I think he just doesn't want to deal anymore. He's increasingly resentful of having to take care of people, and is building a wall so he can stop feeling all this horrible guilt. I think that this will be the emotional arc of the season, and the only one that can save Neal is Neal. Which I think is kind of cool, rather than another iteration of Peter saving Neal or Neal saving Peter. Or Mozz saving Neal.

He just seemed so vulnerable and tortured during the recreation of the drug induced psychiatrist thing. The fact that he went back to his childhood when confessing to Peter was telling, too - he just wants to go back to when he felt safer. Maybe even make different choices all the way back then.

Also, I think the redhead museum lady is totally playing him.

I don't know. Am I giving too much credit for emotional depth for an eye candy show?


sj - Dec 03, 2013 2:57:54 pm PST #11226 of 11998
"There are few hours in life more agreeable than the hour dedicated to the ceremony known as afternoon tea."

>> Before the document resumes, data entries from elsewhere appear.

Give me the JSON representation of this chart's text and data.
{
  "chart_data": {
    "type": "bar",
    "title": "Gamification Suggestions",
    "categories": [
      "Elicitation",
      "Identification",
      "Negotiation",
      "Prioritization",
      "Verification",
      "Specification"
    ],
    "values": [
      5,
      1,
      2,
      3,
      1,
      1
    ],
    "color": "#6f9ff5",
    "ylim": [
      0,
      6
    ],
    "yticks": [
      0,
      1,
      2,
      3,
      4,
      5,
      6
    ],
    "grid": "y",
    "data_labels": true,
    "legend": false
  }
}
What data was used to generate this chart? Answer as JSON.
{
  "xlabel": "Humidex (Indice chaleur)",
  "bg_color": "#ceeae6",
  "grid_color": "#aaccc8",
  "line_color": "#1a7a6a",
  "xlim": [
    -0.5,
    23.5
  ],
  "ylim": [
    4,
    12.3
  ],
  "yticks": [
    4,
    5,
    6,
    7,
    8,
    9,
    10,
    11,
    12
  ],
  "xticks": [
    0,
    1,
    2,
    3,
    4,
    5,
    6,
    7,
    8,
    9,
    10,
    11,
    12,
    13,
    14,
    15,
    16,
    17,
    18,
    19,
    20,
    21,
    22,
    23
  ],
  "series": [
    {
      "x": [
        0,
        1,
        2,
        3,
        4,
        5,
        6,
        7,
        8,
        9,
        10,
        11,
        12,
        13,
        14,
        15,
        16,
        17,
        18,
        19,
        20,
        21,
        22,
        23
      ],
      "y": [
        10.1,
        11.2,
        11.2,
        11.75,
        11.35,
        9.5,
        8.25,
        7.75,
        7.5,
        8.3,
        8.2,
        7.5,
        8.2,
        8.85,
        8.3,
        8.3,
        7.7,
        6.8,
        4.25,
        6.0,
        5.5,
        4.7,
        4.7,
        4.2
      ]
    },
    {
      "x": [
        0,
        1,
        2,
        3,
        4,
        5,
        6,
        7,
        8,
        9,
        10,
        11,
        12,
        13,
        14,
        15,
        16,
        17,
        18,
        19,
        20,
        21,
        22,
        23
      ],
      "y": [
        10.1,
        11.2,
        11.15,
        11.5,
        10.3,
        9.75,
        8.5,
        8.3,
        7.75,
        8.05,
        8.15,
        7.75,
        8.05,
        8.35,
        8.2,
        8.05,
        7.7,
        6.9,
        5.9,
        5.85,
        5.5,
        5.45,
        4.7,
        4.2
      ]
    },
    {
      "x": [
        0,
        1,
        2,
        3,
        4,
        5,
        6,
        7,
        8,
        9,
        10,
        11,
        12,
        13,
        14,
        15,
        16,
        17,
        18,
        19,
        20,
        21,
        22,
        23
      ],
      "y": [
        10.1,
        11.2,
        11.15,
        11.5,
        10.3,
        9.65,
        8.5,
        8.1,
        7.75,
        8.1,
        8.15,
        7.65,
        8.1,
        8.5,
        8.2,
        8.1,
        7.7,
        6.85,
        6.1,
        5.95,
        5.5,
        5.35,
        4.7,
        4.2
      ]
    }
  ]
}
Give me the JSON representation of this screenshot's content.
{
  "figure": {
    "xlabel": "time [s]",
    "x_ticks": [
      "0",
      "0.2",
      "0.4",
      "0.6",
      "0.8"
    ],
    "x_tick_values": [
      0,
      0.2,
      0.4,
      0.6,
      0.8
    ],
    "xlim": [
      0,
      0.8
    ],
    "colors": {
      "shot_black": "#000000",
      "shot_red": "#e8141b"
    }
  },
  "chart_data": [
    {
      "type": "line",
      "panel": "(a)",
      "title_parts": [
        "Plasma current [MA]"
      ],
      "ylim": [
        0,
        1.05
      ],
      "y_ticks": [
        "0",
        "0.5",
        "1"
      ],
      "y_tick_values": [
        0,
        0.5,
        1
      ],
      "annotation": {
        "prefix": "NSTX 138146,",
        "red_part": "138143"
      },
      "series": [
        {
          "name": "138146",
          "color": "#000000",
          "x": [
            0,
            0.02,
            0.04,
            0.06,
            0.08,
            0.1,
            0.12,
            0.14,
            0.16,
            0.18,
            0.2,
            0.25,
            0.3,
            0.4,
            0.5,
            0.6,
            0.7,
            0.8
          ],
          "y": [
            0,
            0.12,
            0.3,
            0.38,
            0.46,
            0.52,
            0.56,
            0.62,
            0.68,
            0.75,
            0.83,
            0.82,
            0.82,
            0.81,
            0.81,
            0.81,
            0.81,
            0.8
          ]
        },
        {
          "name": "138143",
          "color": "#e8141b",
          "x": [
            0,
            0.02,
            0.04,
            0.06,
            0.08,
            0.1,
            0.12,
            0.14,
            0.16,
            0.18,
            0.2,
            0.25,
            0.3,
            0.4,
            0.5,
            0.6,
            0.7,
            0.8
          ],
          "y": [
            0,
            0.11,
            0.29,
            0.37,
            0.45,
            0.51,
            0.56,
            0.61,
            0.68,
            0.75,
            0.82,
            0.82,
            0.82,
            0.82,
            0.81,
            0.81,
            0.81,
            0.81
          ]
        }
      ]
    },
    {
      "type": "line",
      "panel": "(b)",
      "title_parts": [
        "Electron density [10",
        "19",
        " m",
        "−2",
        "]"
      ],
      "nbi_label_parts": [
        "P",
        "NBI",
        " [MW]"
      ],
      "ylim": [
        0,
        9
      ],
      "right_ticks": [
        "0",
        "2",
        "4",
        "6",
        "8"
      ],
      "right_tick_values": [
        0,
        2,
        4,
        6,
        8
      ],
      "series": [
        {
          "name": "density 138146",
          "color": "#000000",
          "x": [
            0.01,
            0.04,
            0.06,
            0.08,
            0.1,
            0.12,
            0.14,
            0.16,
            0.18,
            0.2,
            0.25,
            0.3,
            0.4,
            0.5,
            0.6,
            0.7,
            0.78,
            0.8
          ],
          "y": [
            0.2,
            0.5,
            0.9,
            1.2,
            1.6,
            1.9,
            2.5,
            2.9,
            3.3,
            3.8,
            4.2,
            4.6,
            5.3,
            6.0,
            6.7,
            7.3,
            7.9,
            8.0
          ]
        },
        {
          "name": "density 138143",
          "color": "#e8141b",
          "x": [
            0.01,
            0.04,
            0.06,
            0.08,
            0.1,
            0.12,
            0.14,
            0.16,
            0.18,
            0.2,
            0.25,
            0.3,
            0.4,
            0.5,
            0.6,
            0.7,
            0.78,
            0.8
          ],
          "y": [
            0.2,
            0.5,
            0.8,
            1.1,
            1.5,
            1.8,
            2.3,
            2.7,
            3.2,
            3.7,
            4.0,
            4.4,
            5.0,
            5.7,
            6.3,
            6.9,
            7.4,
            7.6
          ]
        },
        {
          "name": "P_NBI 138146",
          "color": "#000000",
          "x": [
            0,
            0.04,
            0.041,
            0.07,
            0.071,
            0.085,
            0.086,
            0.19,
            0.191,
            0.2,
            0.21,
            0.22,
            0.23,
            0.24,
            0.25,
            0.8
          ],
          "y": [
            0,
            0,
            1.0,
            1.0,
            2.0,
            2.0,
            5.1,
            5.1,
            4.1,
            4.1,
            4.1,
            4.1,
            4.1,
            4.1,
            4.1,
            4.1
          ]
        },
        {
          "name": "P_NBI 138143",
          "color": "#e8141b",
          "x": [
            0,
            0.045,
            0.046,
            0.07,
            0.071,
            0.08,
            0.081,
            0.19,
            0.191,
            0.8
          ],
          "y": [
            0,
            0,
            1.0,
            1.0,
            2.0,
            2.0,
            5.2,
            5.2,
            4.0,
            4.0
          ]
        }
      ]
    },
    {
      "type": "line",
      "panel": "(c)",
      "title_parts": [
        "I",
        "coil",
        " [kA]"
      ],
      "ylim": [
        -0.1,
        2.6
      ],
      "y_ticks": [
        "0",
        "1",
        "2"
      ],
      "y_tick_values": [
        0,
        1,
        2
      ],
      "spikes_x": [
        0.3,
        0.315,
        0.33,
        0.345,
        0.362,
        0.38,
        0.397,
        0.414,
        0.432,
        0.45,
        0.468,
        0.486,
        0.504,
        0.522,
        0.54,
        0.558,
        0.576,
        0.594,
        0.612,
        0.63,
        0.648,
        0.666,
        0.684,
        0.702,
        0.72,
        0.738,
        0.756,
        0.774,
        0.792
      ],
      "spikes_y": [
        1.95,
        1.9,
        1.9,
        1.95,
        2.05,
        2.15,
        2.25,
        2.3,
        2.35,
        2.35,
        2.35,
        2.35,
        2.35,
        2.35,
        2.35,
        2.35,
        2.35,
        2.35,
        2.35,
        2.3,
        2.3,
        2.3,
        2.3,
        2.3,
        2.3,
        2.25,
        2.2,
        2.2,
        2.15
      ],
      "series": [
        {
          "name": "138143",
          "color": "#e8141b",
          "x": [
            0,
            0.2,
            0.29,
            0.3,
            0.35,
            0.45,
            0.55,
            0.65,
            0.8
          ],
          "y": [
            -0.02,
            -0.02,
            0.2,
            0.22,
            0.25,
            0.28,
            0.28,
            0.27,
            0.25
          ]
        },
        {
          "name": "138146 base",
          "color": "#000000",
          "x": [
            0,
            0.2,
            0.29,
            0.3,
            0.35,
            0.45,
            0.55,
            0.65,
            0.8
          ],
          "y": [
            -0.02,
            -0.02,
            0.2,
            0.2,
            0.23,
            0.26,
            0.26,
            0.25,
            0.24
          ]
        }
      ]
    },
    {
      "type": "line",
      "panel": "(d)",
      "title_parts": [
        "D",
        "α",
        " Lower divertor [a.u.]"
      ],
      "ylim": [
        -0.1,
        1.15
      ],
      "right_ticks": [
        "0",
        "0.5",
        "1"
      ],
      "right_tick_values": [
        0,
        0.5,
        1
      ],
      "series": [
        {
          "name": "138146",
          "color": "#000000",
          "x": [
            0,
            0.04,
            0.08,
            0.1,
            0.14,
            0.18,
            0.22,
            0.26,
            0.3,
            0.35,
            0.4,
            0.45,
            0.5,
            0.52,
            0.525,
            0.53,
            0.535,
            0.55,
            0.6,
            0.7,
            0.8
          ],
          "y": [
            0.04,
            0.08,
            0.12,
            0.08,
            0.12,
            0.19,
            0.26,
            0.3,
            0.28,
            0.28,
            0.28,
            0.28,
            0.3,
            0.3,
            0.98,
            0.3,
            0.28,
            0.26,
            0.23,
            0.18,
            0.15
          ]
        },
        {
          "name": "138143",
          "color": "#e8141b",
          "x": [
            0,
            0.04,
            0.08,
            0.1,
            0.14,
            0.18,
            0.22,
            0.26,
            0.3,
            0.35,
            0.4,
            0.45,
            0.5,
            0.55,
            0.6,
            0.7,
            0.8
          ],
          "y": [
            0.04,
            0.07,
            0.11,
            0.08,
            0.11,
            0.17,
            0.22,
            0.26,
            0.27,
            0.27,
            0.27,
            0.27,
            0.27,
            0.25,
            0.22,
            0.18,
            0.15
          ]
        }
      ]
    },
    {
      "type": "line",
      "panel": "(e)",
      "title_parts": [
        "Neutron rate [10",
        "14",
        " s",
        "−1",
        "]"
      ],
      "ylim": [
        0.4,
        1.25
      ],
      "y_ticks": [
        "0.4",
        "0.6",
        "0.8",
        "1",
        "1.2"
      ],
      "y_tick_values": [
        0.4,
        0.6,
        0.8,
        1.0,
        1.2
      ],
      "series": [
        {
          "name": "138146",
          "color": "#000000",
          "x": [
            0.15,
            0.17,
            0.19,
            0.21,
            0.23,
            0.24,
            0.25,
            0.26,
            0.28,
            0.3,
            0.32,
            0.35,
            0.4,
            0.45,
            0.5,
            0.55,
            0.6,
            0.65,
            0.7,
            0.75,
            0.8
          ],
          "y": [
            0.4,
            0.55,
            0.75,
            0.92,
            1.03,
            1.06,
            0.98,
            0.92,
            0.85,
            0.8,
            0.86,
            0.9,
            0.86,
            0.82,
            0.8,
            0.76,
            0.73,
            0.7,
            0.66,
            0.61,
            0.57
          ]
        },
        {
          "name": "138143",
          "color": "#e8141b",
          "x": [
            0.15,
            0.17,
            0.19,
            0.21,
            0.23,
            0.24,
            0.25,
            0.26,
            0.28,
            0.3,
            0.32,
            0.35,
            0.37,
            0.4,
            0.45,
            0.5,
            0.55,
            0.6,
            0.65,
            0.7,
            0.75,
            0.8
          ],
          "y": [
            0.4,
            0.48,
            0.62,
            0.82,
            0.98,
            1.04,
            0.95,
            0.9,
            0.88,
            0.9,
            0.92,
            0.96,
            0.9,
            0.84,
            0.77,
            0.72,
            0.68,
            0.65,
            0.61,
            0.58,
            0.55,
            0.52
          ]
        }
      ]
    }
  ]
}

I'm catching up on the second half of this season of Covert Affairs (still a couple episodes behind). Is it just me, or is Joan's pregnancy moving very fast in comparison to the timeline of everything else in the season?


-t - Dec 04, 2013 4:24:56 am PST #11227 of 11998
I am a woman of various inclinations and only some of the time are they to burn everything down in frustration

I agree with you, Nora, that museum lady is up to something.

The rest of what's going on with Neal I'm not sure about. I'm not sure what exactly is going on, and I'm not sure how I feel about it.